Penjelasan di atas secara langsung diimplementasikan melalui aliansi AS, Korea Selatan, dan Jepang terhadap Korea Utara dan sebaliknya. Dimana masing-masing pihak terus menaruh curiga satu sama lain yang membuat mereka meningkatkan powernya masing-masing.
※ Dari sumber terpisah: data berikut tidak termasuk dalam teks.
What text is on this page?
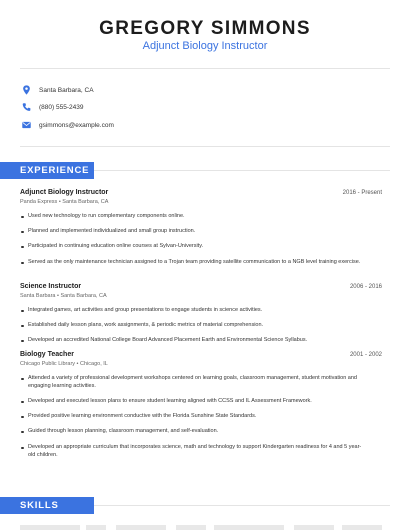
GREGORY SIMMONS
Adjunct Biology Instructor
Santa Barbara, CA
(880) 555-2439
gsimmons@example.com
EXPERIENCE
Adjunct Biology Instructor	2016 - Present
Panda Express • Santa Barbara, CA
Used new technology to run complementary components online.
Planned and implemented individualized and small group instruction.
Participated in continuing education online courses at Sylvan-University.
Served as the only maintenance technician assigned to a Trojan team providing satellite communication to a NGB level training exercise.
Science Instructor	2006 - 2016
Santa Barbara • Santa Barbara, CA
Integrated games, art activities and group presentations to engage students in science activities.
Established daily lesson plans, work assignments, & periodic metrics of material comprehension.
Developed an accredited National College Board Advanced Placement Earth and Environmental Science Syllabus.
Biology Teacher	2001 - 2002
Chicago Public Library • Chicago, IL
Attended a variety of professional development workshops centered on learning goals, classroom management, student motivation and engaging learning activities.
Developed and executed lesson plans to ensure student learning aligned with CCSS and IL Assessment Framework.
Provided positive learning environment conductive with the Florida Sunshine State Standards.
Guided through lesson planning, classroom management, and self-evaluation.
Developed an appropriate curriculum that incorporates science, math and technology to support Kindergarten readiness for 4 and 5 year-old children.
SKILLS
Tentunya dengan meningkatnya power setiap negara mengakibatkan cost of war semakin tinggi dan negara pun akan bersikap rasional dan mempertimbangkan segala kemungkinannya jika akhirnya akan melakukan penyerangan, disinilah sikap rasionalitas diutamakan.
Kesimpulan
Sehingga dari penjelasan penulis diatas, bagaimana upaya Korea Selatan dalam menjaga stabilitas keamanan kawasan khususnya dari ancaman nuklir Korea Utara adalah dengan menjalin hubungan trilateral dengan AS dan Jepang guna membatasi agresivitas Korea Utara dalam menggunakan nuklirnya. Tentunya dengan kerjasama ini membuat Korea Utara untuk berpikir berkali-kali jika ingin melancarkan serangan ke negara Asia Timur lainnya. Pun jika kita melihat dari sudut pandang Korea Utara dalam melancarkan aksi uji coba nuklirnya merupakan bentuk dari self defense khususnya dari pengaruh AS di kawasan Asia Timur.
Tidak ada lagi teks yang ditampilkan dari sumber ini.